Syarat mutlak terjadinya interaksi sosial adalah
adanya kontak dan komunikasi di antara manusia. Tanpa kontak dan komunikasi
bagaimana suatu proses interaksi dapat berlangsung? Walaupun komunikasi yang terbangun bersifat sederhana,
misalkan hanya berupa mimik muka atau gestur (gerak tubuh), interaksi sosial
telah terbangun antara manusia.
Interaksi sosial didasarkan pada berbagai faktor
yang dianggap memberikan asas kemanfaatan bagi suatu pihak. Faktor-faktor
tersebut meliputi imitasi, sugesti, identifikasi, dan simpati. Imitasi,
sugesti, identifikasi, maupun simpati tanpa disadari telah kita serap saat
berinteraksi dengan orang lain. Secara sederhana, kita bersikap sehari-hari
karena meniru perilaku orang lain yang kita anggap baik dan kita sukai. Pada
umumnya kita akan sulit mewujudkan interaksi sosial saat berhadapan dengan
orang yang dianggap tidak memberikan kemanfaatan atau teladan. Bagaimana rasanya
bila Saudara berinteraksi dengan orang yang tidak saudara sukai? Meski
demikian, ada beberapa sifat orang yang tidak disukai tadi ternyata kita anggap
bermanfaat dan diserap hal-hal yang kita anggap positif.

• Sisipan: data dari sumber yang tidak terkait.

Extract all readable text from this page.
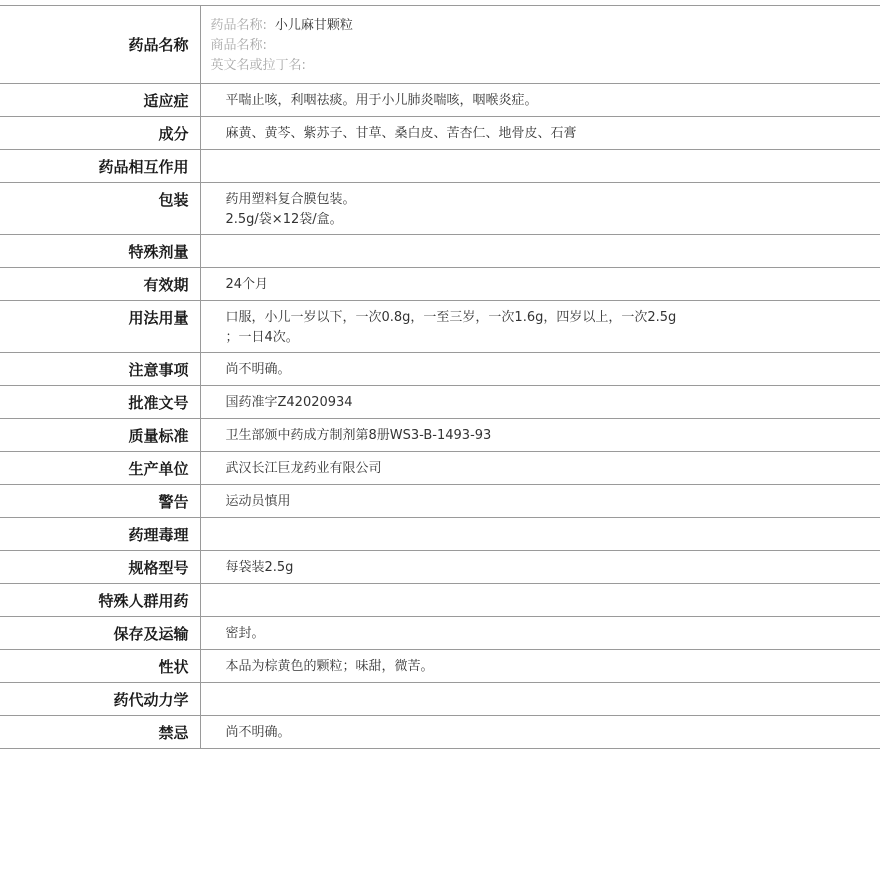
药品名称	药品名称: 小儿麻甘颗粒
商品名称:
英文名或拉丁名:

适应症	平喘止咳，利咽祛痰。用于小儿肺炎喘咳，咽喉炎症。

成分	麻黄、黄芩、紫苏子、甘草、桑白皮、苦杏仁、地骨皮、石膏

药品相互作用	
包装	药用塑料复合膜包装。
2.5g/袋×12袋/盒。

特殊剂量	
有效期	24个月

用法用量	口服，小儿一岁以下，一次0.8g，一至三岁，一次1.6g，四岁以上，一次2.5g
；一日4次。

注意事项	尚不明确。

批准文号	国药准字Z42020934

质量标准	卫生部颁中药成方制剂第8册WS3-B-1493-93

生产单位	武汉长江巨龙药业有限公司

警告	运动员慎用

药理毒理	
规格型号	每袋装2.5g

特殊人群用药	
保存及运输	密封。

性状	本品为棕黄色的颗粒；味甜，微苦。

药代动力学	
禁忌	尚不明确。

A.1. SIFAT INTERAKSI SOSIAL
Interaksi memiliki sifat-sifat seperti berikut:
1.
Frekuensi interaksi makin
sering makin kenal dan makin banyak pengaruhnya.
2. Keteraturannya interaksi, semakin teratur semakin jelas arah perubahan nya.
3. Ketersebaran interaksi, semakin banyak dan tersebar , semakin banyak yang
dipengaruhi.
4. Keseimbangan interakasi, semakin seimbang posisi kedua belah pihak yang
berinteraksi semakin besar pengaruhnya.
5. Langsung tidaknya interkasi, bila interaksi bersifat langsung kedua belah
pihak bersifat aktif, maka pengaruhnya semakin besar.
A.2. HASIL INTERAKSI
Interaksi merupakan serangkaian proses yang dilakukan oleh manusia. Pada
gilirannya, interaksi akan menghasilkan wujud-wujud seperti berikut:
a. Kerja sama
(kooperation)
Kerja sama bisa terjadi bila
individu atau kelompok mempunyai kesadaran akan tujuan yang sama, sehingga
timbul aktivitas yang salling menunjang membantu untuk bersama-sama mencapai
tujuan. Kerja sama dapat dilihat dari tiga bentuk:
1. Bargaining, yaitu terutama dalam hal pertukaran
barang atau jasa
2. Cooptation, yaitu penerimaan unsur-unsur
baru sebagai salah satu cara untuk menghindar kegoncangan atau ketidak
stabilan
3. Coalition, yaitu penggabungan dua
organisasi atau lebih yang mempunyia tujuan yang sama
b. Persaingan (competition)
Persaingan atau kompetisi
merupakan proses sosial yang melibatkan dua atau lebih individu atau juga
kelompok berusaha mencari sesuatu yang menjadi pusat perhatian masyarakat tanpa
kekerasan dan ancaman.
Contoh: mahasiswa HI kelas A
dan B sama-sama memusatkan perhatiannya untuk memperoleh nilai mata kuliah
DDIS tertinggi
c. Kontravensi
Kontravensi merupakan proses yang berada antara persaingan dan konflik.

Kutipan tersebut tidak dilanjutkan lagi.